- Born: 10 January 1890 Dortmund-Aplerbeck
- Died: 27 February 1930 (aged 40)
- Buried: Waldfriedhof Duisburg
- Allegiance: Germany
- Branch: Aviation
- Rank: Vizefeldwebel
- Unit: Feldflieger Abteilung 39; Feldflieger Abteilung 208; Royal Saxon Jagdstaffel 22
- Awards: Military Merit Cross

= Karl Bohnenkamp =

World War I flying ace

Vizefeldwebel Karl Bohnenkamp was a World War I flying ace credited with 15 aerial victories. He scored his first victory on 21 September 1917 and continued through 28 October 1918. His 15 victories made him the leading ace in his squadron.
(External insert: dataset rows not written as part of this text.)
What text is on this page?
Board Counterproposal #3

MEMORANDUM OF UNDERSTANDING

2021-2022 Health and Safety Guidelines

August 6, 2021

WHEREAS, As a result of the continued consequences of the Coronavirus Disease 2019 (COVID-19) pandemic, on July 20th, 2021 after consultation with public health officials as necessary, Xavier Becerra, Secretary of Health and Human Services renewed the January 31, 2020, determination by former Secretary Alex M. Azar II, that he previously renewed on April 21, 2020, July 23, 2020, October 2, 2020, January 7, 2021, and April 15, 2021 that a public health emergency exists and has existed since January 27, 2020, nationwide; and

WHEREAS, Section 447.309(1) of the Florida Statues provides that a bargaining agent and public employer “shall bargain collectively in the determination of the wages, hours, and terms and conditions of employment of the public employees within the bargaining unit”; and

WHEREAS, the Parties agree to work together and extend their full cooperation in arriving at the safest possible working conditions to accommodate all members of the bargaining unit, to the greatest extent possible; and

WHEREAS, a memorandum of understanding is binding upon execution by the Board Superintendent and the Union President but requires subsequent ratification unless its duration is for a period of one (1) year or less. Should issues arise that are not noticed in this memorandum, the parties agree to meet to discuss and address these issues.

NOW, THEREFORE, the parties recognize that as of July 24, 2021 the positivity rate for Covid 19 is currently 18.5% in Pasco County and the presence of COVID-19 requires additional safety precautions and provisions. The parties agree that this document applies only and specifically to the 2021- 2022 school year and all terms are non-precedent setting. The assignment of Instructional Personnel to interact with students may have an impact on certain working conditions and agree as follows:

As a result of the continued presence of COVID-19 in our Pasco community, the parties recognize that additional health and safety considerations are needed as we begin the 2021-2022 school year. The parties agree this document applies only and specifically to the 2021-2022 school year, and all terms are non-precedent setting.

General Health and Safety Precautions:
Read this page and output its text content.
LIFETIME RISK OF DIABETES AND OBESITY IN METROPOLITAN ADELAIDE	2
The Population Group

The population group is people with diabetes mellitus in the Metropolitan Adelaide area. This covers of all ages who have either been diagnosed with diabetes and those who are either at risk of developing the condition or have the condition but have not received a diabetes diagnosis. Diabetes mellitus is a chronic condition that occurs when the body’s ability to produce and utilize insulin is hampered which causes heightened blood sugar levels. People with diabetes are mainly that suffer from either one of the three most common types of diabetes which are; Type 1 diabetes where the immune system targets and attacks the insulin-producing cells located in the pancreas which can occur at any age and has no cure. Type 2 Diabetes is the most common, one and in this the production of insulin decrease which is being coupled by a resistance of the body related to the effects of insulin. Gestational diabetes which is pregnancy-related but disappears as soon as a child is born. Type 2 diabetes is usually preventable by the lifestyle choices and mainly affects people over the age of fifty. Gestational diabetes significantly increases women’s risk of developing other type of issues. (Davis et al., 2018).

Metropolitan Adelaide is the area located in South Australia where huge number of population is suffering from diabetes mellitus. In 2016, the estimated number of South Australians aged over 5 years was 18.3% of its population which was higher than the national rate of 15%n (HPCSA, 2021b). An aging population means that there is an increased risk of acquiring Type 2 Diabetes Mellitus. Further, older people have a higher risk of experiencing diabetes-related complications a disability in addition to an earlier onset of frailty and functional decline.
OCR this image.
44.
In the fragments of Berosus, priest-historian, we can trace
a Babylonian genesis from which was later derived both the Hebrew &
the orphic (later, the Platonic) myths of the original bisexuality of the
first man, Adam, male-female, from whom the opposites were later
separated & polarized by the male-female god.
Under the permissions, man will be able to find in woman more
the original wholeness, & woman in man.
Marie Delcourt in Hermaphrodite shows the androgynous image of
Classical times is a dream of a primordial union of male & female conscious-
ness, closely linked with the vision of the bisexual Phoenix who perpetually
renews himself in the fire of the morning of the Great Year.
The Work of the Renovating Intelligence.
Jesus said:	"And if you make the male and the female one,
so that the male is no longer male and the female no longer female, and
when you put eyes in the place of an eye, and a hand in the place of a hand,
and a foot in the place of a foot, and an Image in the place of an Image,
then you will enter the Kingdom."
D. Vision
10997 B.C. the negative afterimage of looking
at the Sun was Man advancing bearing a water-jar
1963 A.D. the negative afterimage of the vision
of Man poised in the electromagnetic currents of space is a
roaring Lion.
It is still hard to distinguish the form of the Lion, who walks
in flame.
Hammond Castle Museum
He was awarded the Military Merit Cross on the latter date.

==Military career==

Before Bohnenkamp qualified as a pilot, he was a radio operator for Feldflieger Abteilung (Field Flier Detachment) 39 from May 1915 to August 1916. After undergoing pilot's training, he was assigned to Feldflieger Abteilung 208 in February 1917. On 25 July 1917, he was "promoted" to flying fighter aircraft for Royal Saxon Jagdstaffel 22. His first aerial success came on 21 September 1917. He would continue to score victories almost until war's end, his last one coming on 28 October 1918. The latter date, he was presented with the Golden Military Merit Cross–the highest military decoration that could be awarded to a German noncommissioned officer.